MOSCOW (AP) — Russian President Vladimir Putin said Wednesday that Greenpeace activists apprehended after trying to scale an offshore oil platform aren't pirates, but defended the detention by saying Coast Guard officers had no way of knowing who they were. Environmentalists viewed Putin's comments as a conciliatory move.
Two members of the group were detained Sept. 18 in their attempt to scale the Arctic platform. The Coast Guard seized Greenpeace's ship the next day and towed it with 30 activists aboard, to Murmansk, where they are being questioned by investigators considering piracy charges.
Putin, speaking at a forum on Arctic affairs, said that "it's completely obvious they aren't pirates." He added, however, that the officers "didn't know who was trying to seize the platform under the guise of Greenpeace.
"Especially in view of the events in Kenya, really, anything can happen," he said — referring to the deadly mall attack in Nairobi.
It was unclear whether Putin's comments might foreshadow leniency for the activists, who could face 10-15 years in prison if convicted of piracy. But Vladimir Chuprov, head of the energy department at Greenpeace Russia, welcomed the remarks as an invitation to settle the matter amicably.
"We're ready for dialogue, and I hope they will hear us," he told a news conference on Wednesday.
The detained activists are from 19 countries, including Russia, and a long detention or trials could draw unwelcome international attention to Russia's tough policy against protests.
The Arctic Sunrise sails under the Dutch flag. The Netherlands has asked Russia to release the ship and its crew immediately, explain the legal basis for their actions against the Arctic Sunrise, the exact location it was seized and any charges against the activists.
Foreign Minister Frans Timmermans said in a letter to parliament late Wednesday that he spoke to his Russian counterpart, Sergey Lavrov, about the activists' detention at United Nations headquarters in New York.
"He promised to inform us fully and to speed up the procedure so that we quickly get clarity about the ship and its crew," Timmermans wrote.
Ratcheting up the diplomatic pressure, Timmermans said the Dutch government could take legal steps including taking the dispute to the Hamburg-based International Tribunal for the Law of the Sea if it is not satisfied with the Russian response.
The platform, which belongs to an oil subsidiary of state natural gas company Gazprom, is the first offshore rig in the Arctic. It was deployed to the vast Prirazlomnoye oil field in the Pechora Sea in 2011, but its launch has been delayed by technological challenges. Gazprom said earlier this month that it was to start pumping oil this year, but no precise date has been set.

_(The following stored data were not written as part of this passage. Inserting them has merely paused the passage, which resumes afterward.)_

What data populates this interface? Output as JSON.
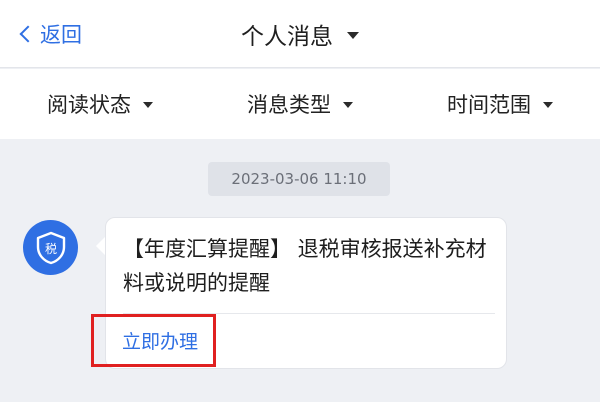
{
  "nav": {
    "back_label": "返回",
    "title": "个人消息"
  },
  "filters": [
    {
      "label": "阅读状态"
    },
    {
      "label": "消息类型"
    },
    {
      "label": "时间范围"
    }
  ],
  "message": {
    "timestamp": "2023-03-06 11:10",
    "avatar_glyph": "税",
    "text": "【年度汇算提醒】 退税审核报送补充材料或说明的提醒",
    "action_label": "立即办理"
  },
  "colors": {
    "accent": "#2f6fe3",
    "highlight_box": "#e02020",
    "background": "#eef0f4"
  },
  "icons": {
    "back": "chevron-left-icon",
    "dropdown": "caret-down-icon",
    "avatar": "tax-shield-icon"
  }
}
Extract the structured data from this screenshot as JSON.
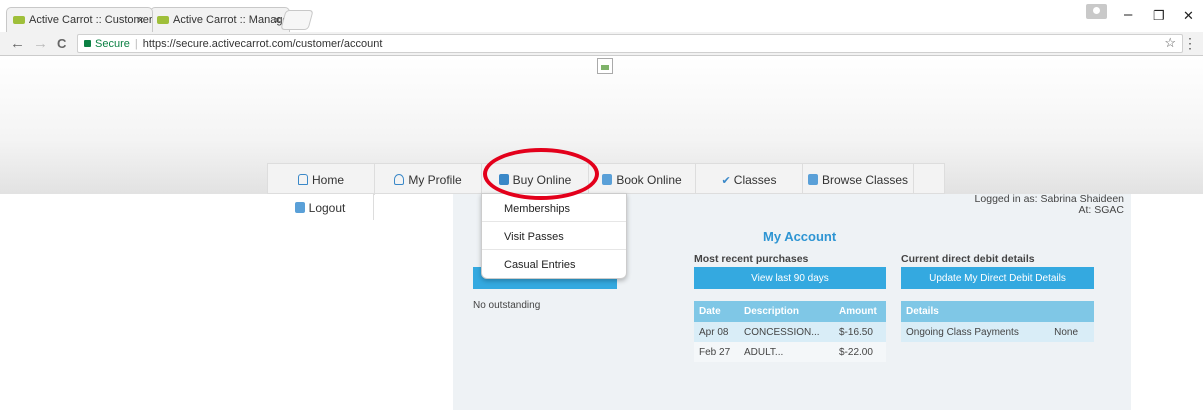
{
  "browser": {
    "tabs": [
      {
        "title": "Active Carrot :: Customer",
        "close": "×"
      },
      {
        "title": "Active Carrot :: Manager",
        "close": "×"
      }
    ],
    "window_controls": {
      "minimize": "–",
      "restore": "❐",
      "close": "✕"
    },
    "nav": {
      "back": "←",
      "forward": "→",
      "reload": "C"
    },
    "secure_label": "Secure",
    "url": "https://secure.activecarrot.com/customer/account",
    "bookmark_star": "☆",
    "menu": "⋮"
  },
  "nav_menu": {
    "items": [
      {
        "label": "Home",
        "icon": "home-icon"
      },
      {
        "label": "My Profile",
        "icon": "profile-icon"
      },
      {
        "label": "Buy Online",
        "icon": "cart-icon"
      },
      {
        "label": "Book Online",
        "icon": "book-icon"
      },
      {
        "label": "Classes",
        "icon": "check-icon"
      },
      {
        "label": "Browse Classes",
        "icon": "browse-icon"
      }
    ],
    "logout": {
      "label": "Logout",
      "icon": "logout-icon"
    }
  },
  "dropdown": {
    "items": [
      "Memberships",
      "Visit Passes",
      "Casual Entries"
    ]
  },
  "account": {
    "logged_in_line": "Logged in as: Sabrina Shaideen",
    "at_line": "At: SGAC",
    "title": "My Account",
    "no_outstanding": "No outstanding",
    "purchases": {
      "heading": "Most recent purchases",
      "button": "View last 90 days",
      "columns": [
        "Date",
        "Description",
        "Amount"
      ],
      "rows": [
        {
          "date": "Apr 08",
          "description": "CONCESSION...",
          "amount": "$-16.50"
        },
        {
          "date": "Feb 27",
          "description": "ADULT...",
          "amount": "$-22.00"
        }
      ]
    },
    "debit": {
      "heading": "Current direct debit details",
      "button": "Update My Direct Debit Details",
      "columns": [
        "Details"
      ],
      "rows": [
        {
          "details": "Ongoing Class Payments",
          "value": "None"
        }
      ]
    }
  },
  "colors": {
    "accent_blue": "#34a9e0",
    "title_blue": "#2e95d3",
    "table_header": "#7fc7e6",
    "highlight_red": "#e3001b"
  }
}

Greenpeace insisted that under international law Russia had no right to board its ship and has no grounds to charge its activists with piracy.
"Charging us with piracy is absurd," said Ivan Blokov, campaign director at Greenpeace Russia. "Greenpeace holds non-violence as a key principle of its work and we are being charged with something that involves violence."
Chuprov denied claims that Greenpeace's ship, the Arctic Sunrise, violated the Russian three-mile security zone.
Although the Russian Coast Guard seized the ship on Thursday and has been keeping the activists captive ever since, the official 48-hour detention for them started only Tuesday night.
Blokov said no member of the crew has seen a lawyer yet and only one foreign national was able to meet with a consular official.